The US gaming lobby is no exception. That the 45th US president has owned casinos before doesn’t tell us as much as some have presumed. He clearly holds no inherent objection to the age-old pastime, and understands the industry better than any president before him. But his affiliations with certain execs, in certain sectors and states, means that for other forms of gaming, namely sports betting, daily fantasy sports and online gambling, potentially everything is to play for.

In sports betting, the future looks bright. As the AGA’s lobbying despatch  points out, an independent report only recently concluded that “rather than setting the standard, the United States is on par with Russia and China, having forced a groundswell of black-market gambling by prohibiting the popular pastime of sports betting.”

The AGA also stated that its own position is today shared by “the National Basketball Association, owners across the four major sports leagues, the US Conference of Mayors, National Council of State Legislatures and many others. We are pleased that President-elect Trump appears to agree with this approach.”

Steve Norton, an Indiana casino consultant who worked with Trump in the 1980s, predicts that sports betting under Trump will be ripe for an overhaul. “I believe the positives of oversight, taxing and ensuring fair odds outweigh any negatives, and hopefully Mr. Trump will support individual states rights, and help overturn” a federal ban.

In 1993 Trump appeared to favour legalisation of sports betting saying: “It’s vital to keeping your taxes low, it’s vital to the senior citizens, and it’s vital to putting the bookies out of business… Everybody wants it, we do polls showing 80 percent are in favor.”

 

President Trump, his administration and congress will unquestionably implement policies that will directly impact our industry for years to come.

 

The grey legal status of daily fantasy sports however, which states currently grapple with in their own chambers, weighing up the distinction between chance and skill, is unlikely to attract as much impetus for change. Norton thinks DFS will most likely be “a non-issue” for Trump, who will leave it up to states to decide whether they regulate or not.

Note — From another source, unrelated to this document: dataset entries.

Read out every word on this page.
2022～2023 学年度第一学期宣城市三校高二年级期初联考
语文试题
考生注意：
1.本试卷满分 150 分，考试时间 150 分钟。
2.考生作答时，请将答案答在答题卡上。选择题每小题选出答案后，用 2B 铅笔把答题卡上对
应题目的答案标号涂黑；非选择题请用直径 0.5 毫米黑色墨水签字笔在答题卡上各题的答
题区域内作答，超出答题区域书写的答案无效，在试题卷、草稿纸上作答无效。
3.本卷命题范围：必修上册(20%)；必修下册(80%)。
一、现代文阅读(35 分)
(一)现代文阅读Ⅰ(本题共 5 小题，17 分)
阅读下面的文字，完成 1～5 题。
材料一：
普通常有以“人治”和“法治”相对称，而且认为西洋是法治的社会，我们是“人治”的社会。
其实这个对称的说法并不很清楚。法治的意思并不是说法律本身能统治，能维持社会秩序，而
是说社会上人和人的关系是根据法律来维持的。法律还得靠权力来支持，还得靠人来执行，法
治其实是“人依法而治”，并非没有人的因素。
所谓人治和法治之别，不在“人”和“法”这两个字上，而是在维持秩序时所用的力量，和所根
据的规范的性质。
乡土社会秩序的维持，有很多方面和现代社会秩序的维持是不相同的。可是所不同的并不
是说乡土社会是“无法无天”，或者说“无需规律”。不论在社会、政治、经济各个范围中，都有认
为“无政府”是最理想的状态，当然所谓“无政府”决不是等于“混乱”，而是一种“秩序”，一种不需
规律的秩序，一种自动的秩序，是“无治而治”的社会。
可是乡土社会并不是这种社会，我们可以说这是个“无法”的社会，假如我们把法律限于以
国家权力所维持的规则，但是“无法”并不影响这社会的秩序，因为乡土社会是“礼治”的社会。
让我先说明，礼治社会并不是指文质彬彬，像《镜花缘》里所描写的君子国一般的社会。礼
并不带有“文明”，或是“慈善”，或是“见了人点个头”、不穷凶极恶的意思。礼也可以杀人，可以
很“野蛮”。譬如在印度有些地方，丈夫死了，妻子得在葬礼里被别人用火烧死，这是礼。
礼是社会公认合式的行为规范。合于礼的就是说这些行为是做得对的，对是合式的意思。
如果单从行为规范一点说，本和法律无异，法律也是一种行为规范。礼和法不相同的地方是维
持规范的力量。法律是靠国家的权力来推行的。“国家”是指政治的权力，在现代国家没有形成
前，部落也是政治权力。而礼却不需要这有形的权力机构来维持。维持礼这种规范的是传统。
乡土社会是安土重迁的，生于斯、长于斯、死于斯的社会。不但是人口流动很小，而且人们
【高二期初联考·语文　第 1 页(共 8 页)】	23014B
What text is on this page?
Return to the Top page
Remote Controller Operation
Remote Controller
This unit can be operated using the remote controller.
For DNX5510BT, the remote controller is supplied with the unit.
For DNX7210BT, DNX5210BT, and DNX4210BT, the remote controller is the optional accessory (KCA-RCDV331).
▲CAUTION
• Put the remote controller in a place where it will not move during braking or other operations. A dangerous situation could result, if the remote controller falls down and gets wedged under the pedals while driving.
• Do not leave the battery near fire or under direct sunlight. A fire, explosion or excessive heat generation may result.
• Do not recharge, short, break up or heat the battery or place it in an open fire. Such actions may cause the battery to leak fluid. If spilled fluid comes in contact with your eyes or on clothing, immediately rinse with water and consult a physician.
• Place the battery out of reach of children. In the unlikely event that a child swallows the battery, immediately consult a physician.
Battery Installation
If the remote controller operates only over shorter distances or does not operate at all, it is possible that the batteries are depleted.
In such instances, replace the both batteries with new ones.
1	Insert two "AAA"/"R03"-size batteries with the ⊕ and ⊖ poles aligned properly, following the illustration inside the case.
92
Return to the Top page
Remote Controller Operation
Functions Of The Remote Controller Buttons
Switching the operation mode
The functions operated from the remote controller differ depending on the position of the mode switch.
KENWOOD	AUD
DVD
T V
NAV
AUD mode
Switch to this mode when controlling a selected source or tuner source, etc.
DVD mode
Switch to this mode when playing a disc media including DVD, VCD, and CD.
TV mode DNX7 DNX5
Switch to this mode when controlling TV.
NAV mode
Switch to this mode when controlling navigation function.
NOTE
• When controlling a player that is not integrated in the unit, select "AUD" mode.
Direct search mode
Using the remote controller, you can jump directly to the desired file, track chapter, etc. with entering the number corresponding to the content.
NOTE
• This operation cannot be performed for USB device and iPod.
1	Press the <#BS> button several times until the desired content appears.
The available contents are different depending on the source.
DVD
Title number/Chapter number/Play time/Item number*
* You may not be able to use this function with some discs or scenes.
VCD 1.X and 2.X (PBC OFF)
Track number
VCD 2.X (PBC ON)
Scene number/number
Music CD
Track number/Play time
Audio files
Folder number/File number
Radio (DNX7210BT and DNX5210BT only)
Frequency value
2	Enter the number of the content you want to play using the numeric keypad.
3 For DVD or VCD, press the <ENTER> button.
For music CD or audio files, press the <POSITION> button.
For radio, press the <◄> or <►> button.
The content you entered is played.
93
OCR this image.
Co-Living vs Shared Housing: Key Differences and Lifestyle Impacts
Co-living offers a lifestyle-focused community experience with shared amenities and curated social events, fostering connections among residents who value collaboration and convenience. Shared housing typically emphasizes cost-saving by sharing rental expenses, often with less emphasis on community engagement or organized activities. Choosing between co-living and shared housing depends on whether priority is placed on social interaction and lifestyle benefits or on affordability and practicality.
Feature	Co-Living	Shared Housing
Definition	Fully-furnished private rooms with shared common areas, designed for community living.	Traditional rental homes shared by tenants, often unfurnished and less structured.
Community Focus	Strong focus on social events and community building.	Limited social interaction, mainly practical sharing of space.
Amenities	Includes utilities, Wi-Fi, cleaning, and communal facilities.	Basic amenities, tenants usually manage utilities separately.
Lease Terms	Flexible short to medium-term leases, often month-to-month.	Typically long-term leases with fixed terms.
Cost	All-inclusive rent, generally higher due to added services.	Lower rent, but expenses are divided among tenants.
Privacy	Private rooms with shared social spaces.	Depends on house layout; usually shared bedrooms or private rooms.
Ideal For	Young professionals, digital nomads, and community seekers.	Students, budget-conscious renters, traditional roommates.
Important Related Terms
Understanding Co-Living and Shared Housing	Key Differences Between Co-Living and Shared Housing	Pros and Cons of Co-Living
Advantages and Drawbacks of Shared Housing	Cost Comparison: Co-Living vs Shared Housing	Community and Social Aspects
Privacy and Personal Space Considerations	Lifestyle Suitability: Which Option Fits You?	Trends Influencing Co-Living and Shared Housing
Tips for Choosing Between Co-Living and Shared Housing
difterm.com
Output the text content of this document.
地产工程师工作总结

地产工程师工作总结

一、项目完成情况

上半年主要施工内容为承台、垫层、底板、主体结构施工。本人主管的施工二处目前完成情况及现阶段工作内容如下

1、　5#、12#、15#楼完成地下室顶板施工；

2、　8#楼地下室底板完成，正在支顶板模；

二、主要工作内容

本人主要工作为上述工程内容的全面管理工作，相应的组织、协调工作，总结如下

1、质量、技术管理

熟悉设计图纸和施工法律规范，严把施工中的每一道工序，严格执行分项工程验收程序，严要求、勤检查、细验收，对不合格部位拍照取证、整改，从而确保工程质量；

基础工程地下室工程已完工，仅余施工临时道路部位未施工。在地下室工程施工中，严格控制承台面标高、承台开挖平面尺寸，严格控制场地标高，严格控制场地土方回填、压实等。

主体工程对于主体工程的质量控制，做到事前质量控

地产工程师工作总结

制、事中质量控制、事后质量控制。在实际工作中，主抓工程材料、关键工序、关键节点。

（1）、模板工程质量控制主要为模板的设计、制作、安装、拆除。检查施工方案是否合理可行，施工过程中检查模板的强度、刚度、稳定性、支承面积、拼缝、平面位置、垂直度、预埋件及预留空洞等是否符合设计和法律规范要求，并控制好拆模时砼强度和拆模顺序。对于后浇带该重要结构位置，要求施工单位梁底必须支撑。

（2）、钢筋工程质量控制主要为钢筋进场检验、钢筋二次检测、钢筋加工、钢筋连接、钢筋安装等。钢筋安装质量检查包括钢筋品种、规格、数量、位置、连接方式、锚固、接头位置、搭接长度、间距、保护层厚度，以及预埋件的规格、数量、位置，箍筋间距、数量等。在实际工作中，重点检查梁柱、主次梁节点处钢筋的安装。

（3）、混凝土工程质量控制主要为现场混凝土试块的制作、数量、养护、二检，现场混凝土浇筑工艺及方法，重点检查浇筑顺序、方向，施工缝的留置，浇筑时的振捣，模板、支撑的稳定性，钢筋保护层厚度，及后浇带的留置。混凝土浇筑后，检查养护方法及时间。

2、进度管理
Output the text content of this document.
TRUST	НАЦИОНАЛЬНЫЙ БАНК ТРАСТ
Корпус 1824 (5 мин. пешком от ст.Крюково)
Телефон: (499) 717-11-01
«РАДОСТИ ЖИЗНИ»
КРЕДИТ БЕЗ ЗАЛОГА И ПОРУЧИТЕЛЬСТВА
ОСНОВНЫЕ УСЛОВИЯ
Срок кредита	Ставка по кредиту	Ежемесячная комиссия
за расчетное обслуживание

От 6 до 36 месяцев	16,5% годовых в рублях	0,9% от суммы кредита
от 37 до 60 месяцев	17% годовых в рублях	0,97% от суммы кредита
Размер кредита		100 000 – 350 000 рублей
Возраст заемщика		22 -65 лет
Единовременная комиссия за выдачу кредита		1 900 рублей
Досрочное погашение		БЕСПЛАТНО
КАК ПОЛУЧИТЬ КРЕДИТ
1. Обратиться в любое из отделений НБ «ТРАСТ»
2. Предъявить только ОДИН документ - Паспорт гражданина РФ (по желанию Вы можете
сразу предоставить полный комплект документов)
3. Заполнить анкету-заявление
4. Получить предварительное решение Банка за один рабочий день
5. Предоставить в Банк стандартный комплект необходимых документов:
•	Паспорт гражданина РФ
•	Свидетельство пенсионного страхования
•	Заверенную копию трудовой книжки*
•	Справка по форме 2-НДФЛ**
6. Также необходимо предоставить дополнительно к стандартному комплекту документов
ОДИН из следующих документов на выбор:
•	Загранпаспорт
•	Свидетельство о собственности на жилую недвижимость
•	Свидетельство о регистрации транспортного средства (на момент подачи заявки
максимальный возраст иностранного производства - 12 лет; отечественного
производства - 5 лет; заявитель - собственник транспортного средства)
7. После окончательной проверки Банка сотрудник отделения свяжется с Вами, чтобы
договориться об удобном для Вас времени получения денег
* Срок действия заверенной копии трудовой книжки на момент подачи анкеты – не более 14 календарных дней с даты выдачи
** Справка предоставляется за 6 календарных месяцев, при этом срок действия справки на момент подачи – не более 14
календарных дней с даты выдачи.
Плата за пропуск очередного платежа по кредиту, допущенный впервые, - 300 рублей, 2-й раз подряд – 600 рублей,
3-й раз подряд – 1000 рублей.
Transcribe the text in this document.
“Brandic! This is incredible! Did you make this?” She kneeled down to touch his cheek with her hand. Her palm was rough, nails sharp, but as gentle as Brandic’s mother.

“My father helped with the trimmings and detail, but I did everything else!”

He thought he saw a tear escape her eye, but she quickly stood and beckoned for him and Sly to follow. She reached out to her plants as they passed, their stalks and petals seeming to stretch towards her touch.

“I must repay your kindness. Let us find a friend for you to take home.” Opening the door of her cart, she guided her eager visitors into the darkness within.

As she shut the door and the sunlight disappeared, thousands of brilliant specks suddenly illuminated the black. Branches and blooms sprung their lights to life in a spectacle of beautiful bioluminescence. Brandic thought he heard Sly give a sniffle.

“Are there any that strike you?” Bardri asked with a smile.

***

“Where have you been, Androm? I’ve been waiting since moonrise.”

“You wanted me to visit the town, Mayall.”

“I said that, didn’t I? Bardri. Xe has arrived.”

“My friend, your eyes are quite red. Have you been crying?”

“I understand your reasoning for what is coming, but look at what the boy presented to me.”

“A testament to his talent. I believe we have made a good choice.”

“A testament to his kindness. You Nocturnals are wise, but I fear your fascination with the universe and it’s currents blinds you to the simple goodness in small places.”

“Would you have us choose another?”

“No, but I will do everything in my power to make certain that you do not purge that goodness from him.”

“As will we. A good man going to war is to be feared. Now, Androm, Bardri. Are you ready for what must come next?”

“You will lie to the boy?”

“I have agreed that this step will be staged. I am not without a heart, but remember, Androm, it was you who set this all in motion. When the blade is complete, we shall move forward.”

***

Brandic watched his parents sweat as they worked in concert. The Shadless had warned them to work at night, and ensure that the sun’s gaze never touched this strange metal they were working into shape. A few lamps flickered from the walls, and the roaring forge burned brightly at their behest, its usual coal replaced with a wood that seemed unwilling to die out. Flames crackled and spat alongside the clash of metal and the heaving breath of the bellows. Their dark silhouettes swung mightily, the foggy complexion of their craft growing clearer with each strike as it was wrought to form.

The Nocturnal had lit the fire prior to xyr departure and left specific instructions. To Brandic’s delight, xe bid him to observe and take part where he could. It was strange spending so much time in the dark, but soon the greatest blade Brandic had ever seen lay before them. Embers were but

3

When asked about both sports betting and DFS only 13 months ago, Trump quipped in characteristically slapdash fashion,: “I’m OK with it, because it’s happening anyway. Whether you have it or you don’t have it, you have it, it’s all over the place.”

The sector with the biggest question mark hanging over its head is online gambling. Just three states currently allow internet gambling today: Nevada, New Jersey and Delaware. Trump and his daughter, the newly appointed ‘first lady’ Ivanka Trump created a New Jersey company to offer online gaming before it was legalised there in 2013, but never actually applied for the licence.

That online gambling has the potential to cannibalise other sectors, most notably the land-based casino industry, means Trump’s former allegiances could play defining roles in whether or not he signs off on a blanket federal band.

“I have a lot of friends on both sides of this issue,” Trump said in an interview this September.

One key ally of Trump’s is of course the anti-online gaming activist and casino billionaire Sheldon Adelson. Adelson, an old friend of Trump’s funded his presidential bid to the tune of tens of millions of dollars, and has spent far more lobbying for a 50-state ban on online gaming. In a sign of Trump’s favour, Adelson and his wife are two of a 20-member inauguration celebration committee.

Wherever his allegiances truly lie, as AGA VP Whitaker Askew put it: “President Trump, his administration and congress will unquestionably implement policies that will directly impact our industry for years to come.”